La disciplina dell'Aikido, nella sua fisionomia attuale è apparentemente la più giovane tra le arti marziali. In realtà l'Aikido è una delle arti marziali giapponesi più antiche, originariamente nota soltanto ad una ristretta cerchia di persone (generalmente di rango elevato) ed emersa da un lunghissimo periodo di "oscurità" grazie all'illuminata visione del Maestro Morihei Ueshiba che ne ha modellato la fisionomia estraendone i principi dalle preesistenti discipline dell'aiki-jutsu e ju-jutsu. L'Aikido è una disciplina - estremamente dinamica ed etica - di difesa da ogni tipo di attacco e, ai livelli più elevati, una disciplina per lo sviluppo delle energie fisiche e spirituali. Queste sono, infatti, le caratteristiche principali della disciplina:
· Assenza di attacco
· Dinamicità e sfericità
entrambe implicite nella stessa definizione di Aikido
(AI = Armonia; KI = energia vitale, spirito; DO = metodo).

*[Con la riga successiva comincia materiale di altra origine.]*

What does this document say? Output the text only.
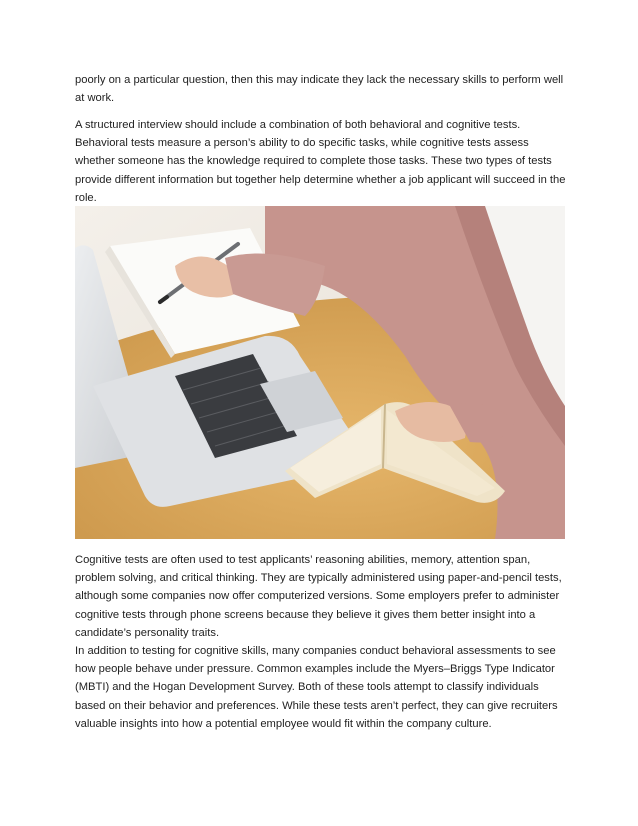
poorly on a particular question, then this may indicate they lack the necessary skills to perform well at work.

A structured interview should include a combination of both behavioral and cognitive tests. Behavioral tests measure a person’s ability to do specific tasks, while cognitive tests assess whether someone has the knowledge required to complete those tasks. These two types of tests provide different information but together help determine whether a job applicant will succeed in the role.

Cognitive tests are often used to test applicants’ reasoning abilities, memory, attention span, problem solving, and critical thinking. They are typically administered using paper-and-pencil tests, although some companies now offer computerized versions. Some employers prefer to administer cognitive tests through phone screens because they believe it gives them better insight into a candidate’s personality traits.

In addition to testing for cognitive skills, many companies conduct behavioral assessments to see how people behave under pressure. Common examples include the Myers–Briggs Type Indicator (MBTI) and the Hogan Development Survey. Both of these tools attempt to classify individuals based on their behavior and preferences. While these tests aren’t perfect, they can give recruiters valuable insights into how a potential employee would fit within the company culture.
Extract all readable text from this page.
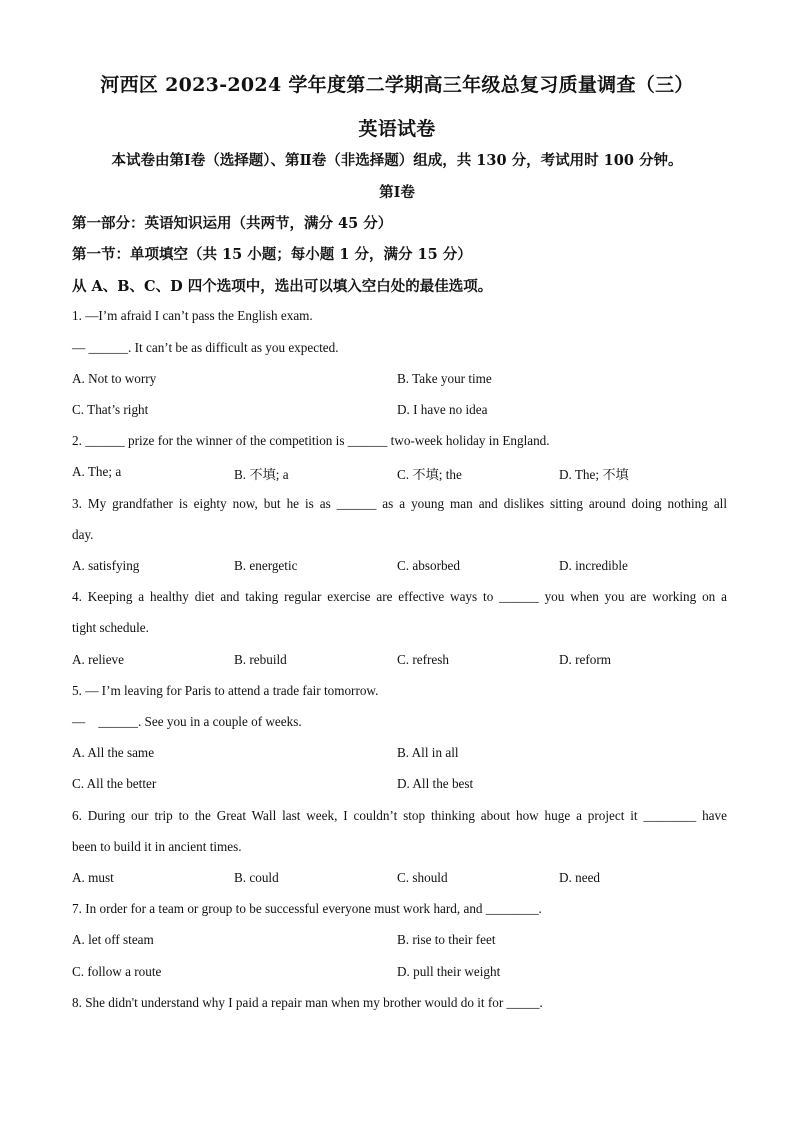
河西区 2023-2024 学年度第二学期高三年级总复习质量调查（三）
英语试卷
本试卷由第Ⅰ卷（选择题）、第Ⅱ卷（非选择题）组成，共 130 分，考试用时 100 分钟。
第Ⅰ卷
第一部分：英语知识运用（共两节，满分 45 分）
第一节：单项填空（共 15 小题；每小题 1 分，满分 15 分）
从 A、B、C、D 四个选项中，选出可以填入空白处的最佳选项。
1. —I’m afraid I can’t pass the English exam.
— ______. It can’t be as difficult as you expected.
A. Not to worry	B. Take your time
C. That’s right	D. I have no idea
2. ______ prize for the winner of the competition is ______ two-week holiday in England.
A. The; a	B. 不填; a	C. 不填; the	D. The; 不填
3. My grandfather is eighty now, but he is as ______ as a young man and dislikes sitting around doing nothing all
day.
A. satisfying	B. energetic	C. absorbed	D. incredible
4. Keeping a healthy diet and taking regular exercise are effective ways to ______ you when you are working on a
tight schedule.
A. relieve	B. rebuild	C. refresh	D. reform
5. — I’m leaving for Paris to attend a trade fair tomorrow.
—    ______. See you in a couple of weeks.
A. All the same	B. All in all
C. All the better	D. All the best
6. During our trip to the Great Wall last week, I couldn’t stop thinking about how huge a project it ________ have
been to build it in ancient times.
A. must	B. could	C. should	D. need
7. In order for a team or group to be successful everyone must work hard, and ________.
A. let off steam	B. rise to their feet
C. follow a route	D. pull their weight
8. She didn't understand why I paid a repair man when my brother would do it for _____.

Chi sferra l'attacco non ha raggiunto l'armonia con l'Universo e perciò con il prossimo.
L'Aikidoka, invece, in armonia con se stesso e con l'Universo, sfruttando la dinamicità e l'energia dell'avversario neutralizza l'attacco, senza procurare danni all'avversario stesso, per ripristinare lo stato di armonia precedentemente interrotto. La ricerca della massima dinamicità e dell'armonia sono quindi i due obiettivi principali nella pratica quotidiana dell'Aikido, anche intesa come disciplina mentale: caratteristiche queste che rendono l'arte Aikido accessibile a persone di entrambi i sessi e a tutte le età.